Working from home is wonderful and awful – both in succession, and simultaneously. What I mean is that sometimes the wonderful days are wholly wonderful and the awful days are wholly awful, and at other times it’s a big ball of wonderful awfulness. Or awful wonderfulness. It depends on the day how I see it.
The wholly wonderful days are the ones where I feel like I’ve really taken advantage of everything working from home has to offer. Those days go like this: sleep until I wake up (usually @ 7:30 or 8:00 – don’t judge me!), enjoy my coffee as I read the paper, fire up the laptop and peruse my email, have a little breakfast, work a few hours, get dressed, go meet my sister for lunch, drop by the grocery store on the way home, work some more in the afternoon, make dinner, hang out with the hubs, get back on the computer and write until 11:30 or so, go to bed. Those are the great days, the days I think how lucky I am not to have to show up in an office every day and play nice.
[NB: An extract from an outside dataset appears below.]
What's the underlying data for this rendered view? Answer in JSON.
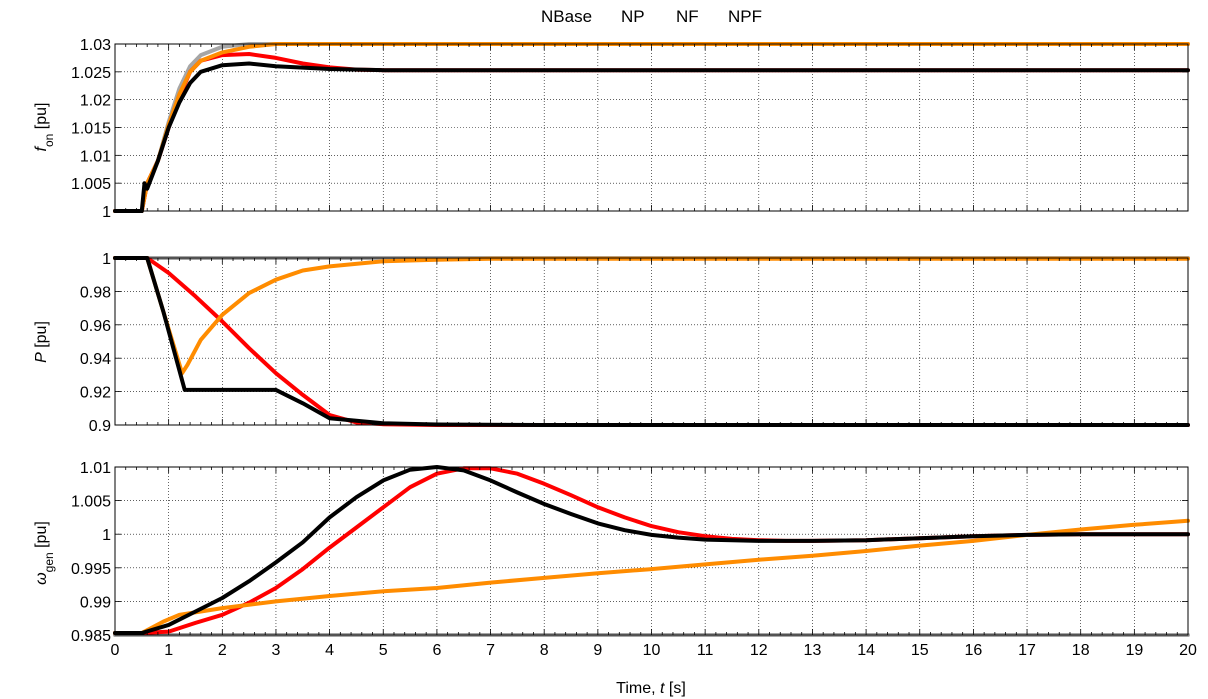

The wholly awful days go like this: I wake up thinking about how I don’t know how to find my next client, how tight money is, and how guilty I feel that I’m not contributing more to the household income. While my coffee is brewing I check my email on my phone, and become discouraged if there’s nothing but junk mail. I fire up my laptop and spend the next 45 minutes on Facebook. Without a plan or a goal I drift around the internet looking for inspiration from anywhere – other industry people, trade magazines, blogs. At some point I give up and turn on the tv. I may do a load of laundry or mop the kitchen floor. I never change out of my yoga pants or put in my contacts. I try to write, but I wind up staring at a blank screen. I go to bed regretting the wasted day.
The days that are simultaneously wonderful and awful usually happen when I’m having a great day and then get some bad news that sends me into an emotional slide, or when I’m having a bad day and I get some good news, or I hear unexpectedly from a friends, or something else happens to give the day a positive color.
Wonderful and awful is the spectrum on which all of my days fall. This isn’t new; every day of my life can be found somewhere along this line. But there’s something about being self-employed, about the silence of working alone that magnifies my awareness of the continuum. It’s so easy for the quality of your days to become drowned in the noise of daily routine when every day you have to get up, get dressed, fight the traffic to the office, deal with co-workers, fight traffic home, and finally, cram your family relationships into the four hours or so between the time you get home and the time you go to bed. It took these days of solitude to understand how many days on the awful end of the spectrum I was actually having. So now, even though it seems like the awful days are worse, I don’t think they are. I just notice them more. I notice the wonderful days more now, too.